Young Tableux and representation theory

[Haelfix]

Hey guys, I was just wondering if you have a good references to the use of Young diagrams/Tableuxs specifically to deduce the representation theory of various Lie groups *other than SU(N)*

I know how it works for SU(N) and those groups that can be split into tensor copies theoreof, but I have no idea how to use them for say SO(7) (and I am pretty sure it can be done).

I know how to find the reps using root/weight systems, but Young diagrams are so much easier to use imo.

 

[Chris Hillman]

Try the book by Daniel Bump, Lie Groups, Springer, 2000, e.g. see the detailed discussion of SO(9) on p. 263.

 

[tacman]

Thank you for your question! Young tableux and representation theory are definitely powerful tools for understanding the structure of Lie groups and their representations. While they are commonly used for SU(N) groups, they can also be applied to other Lie groups such as SO(7).

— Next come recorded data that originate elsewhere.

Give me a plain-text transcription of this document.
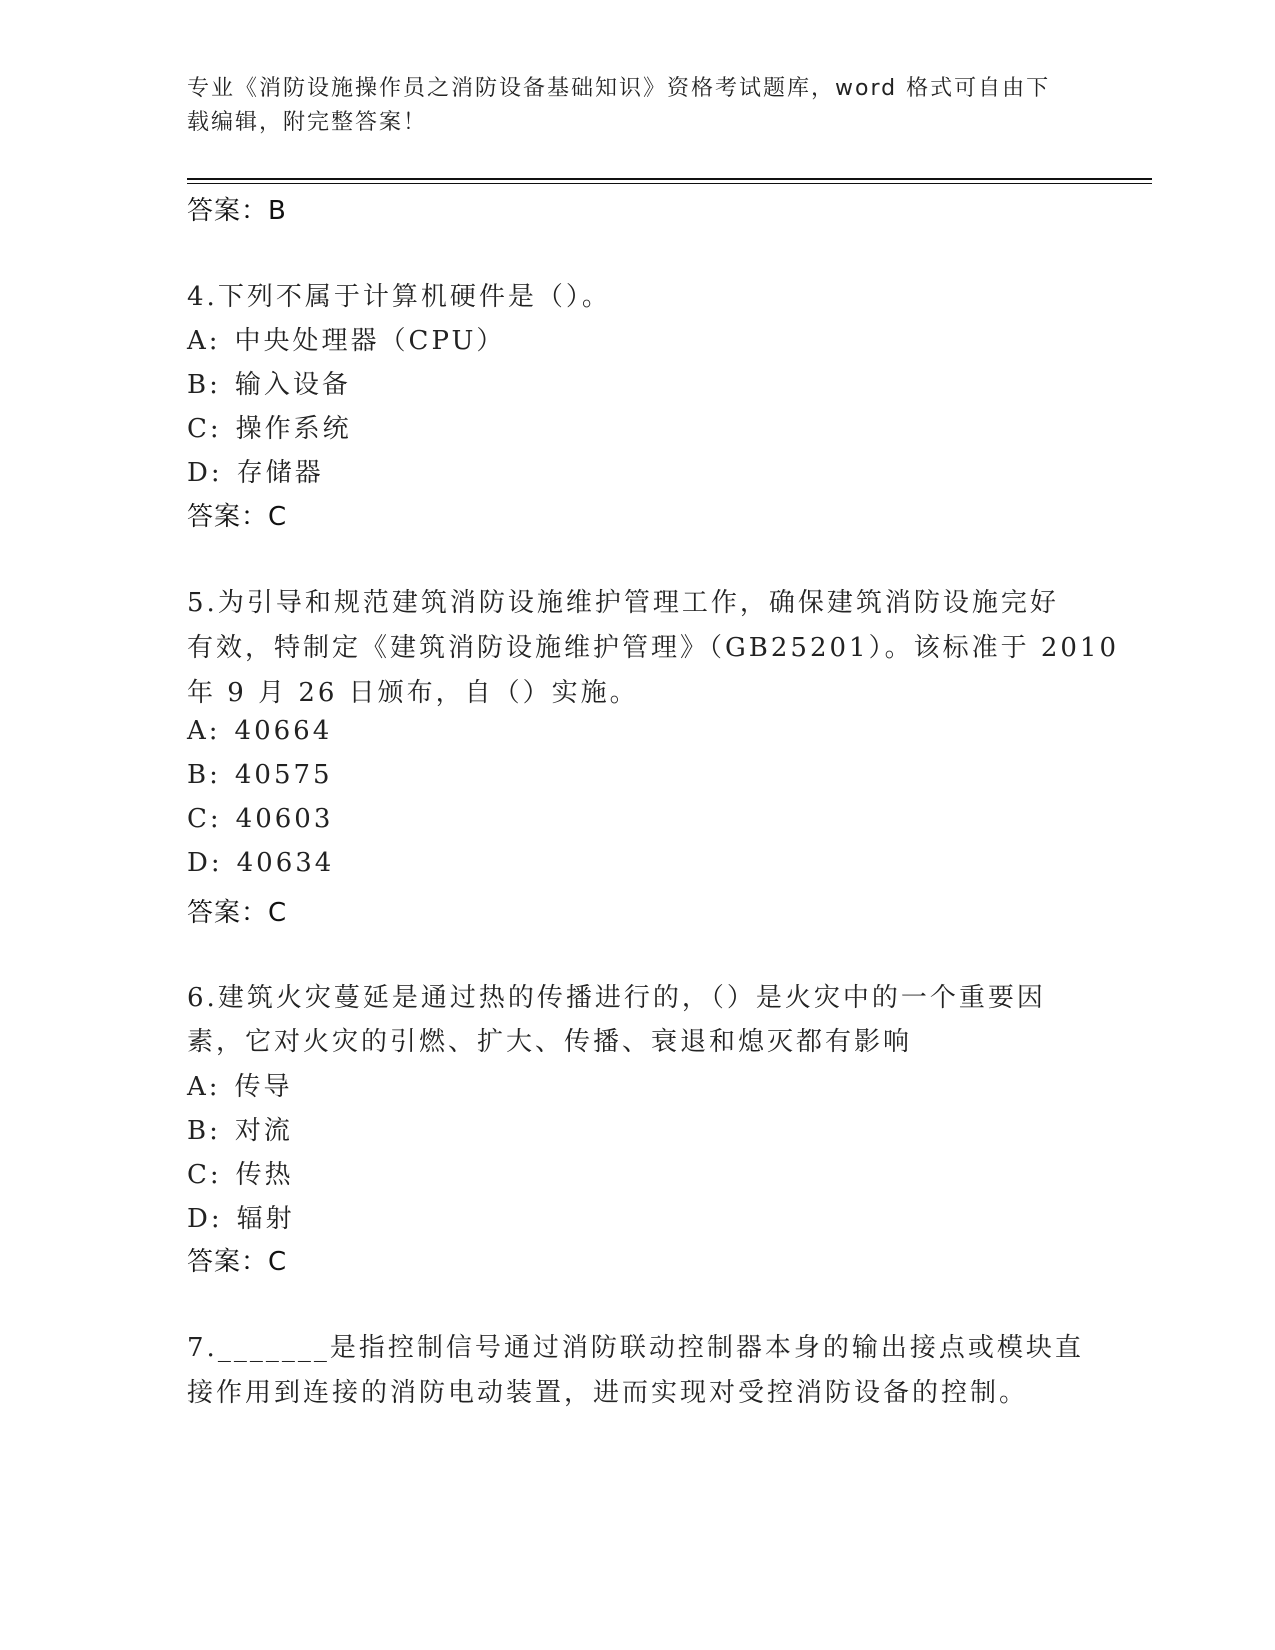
专业《消防设施操作员之消防设备基础知识》资格考试题库，word 格式可自由下
载编辑，附完整答案！
答案：B
4.下列不属于计算机硬件是（）。
A: 中央处理器（CPU）
B: 输入设备
C: 操作系统
D: 存储器
答案：C
5.为引导和规范建筑消防设施维护管理工作，确保建筑消防设施完好
有效，特制定《建筑消防设施维护管理》（GB25201）。该标准于 2010
年 9 月 26 日颁布，自（）实施。
A: 40664
B: 40575
C: 40603
D: 40634
答案：C
6.建筑火灾蔓延是通过热的传播进行的，（）是火灾中的一个重要因
素，它对火灾的引燃、扩大、传播、衰退和熄灭都有影响
A: 传导
B: 对流
C: 传热
D: 辐射
答案：C
7._______是指控制信号通过消防联动控制器本身的输出接点或模块直
接作用到连接的消防电动装置，进而实现对受控消防设备的控制。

One reference that I would recommend for understanding the use of Young tableux in representation theory is the book "Lie Groups, Lie Algebras, and Representations: An Elementary Introduction" by Brian C. Hall. This book provides a clear and comprehensive explanation of how to use Young tableux to deduce the representation theory of various Lie groups, including SO(7).

Another helpful resource is the paper "Young's Tableaux and the Representation Theory of the Classical Groups" by William Fulton. This paper provides a detailed analysis of the use of Young tableux in representation theory for classical Lie groups, including SO(7).

I hope these references will be useful for you in understanding how to use Young tableux for Lie groups other than SU(N). Good luck in your studies!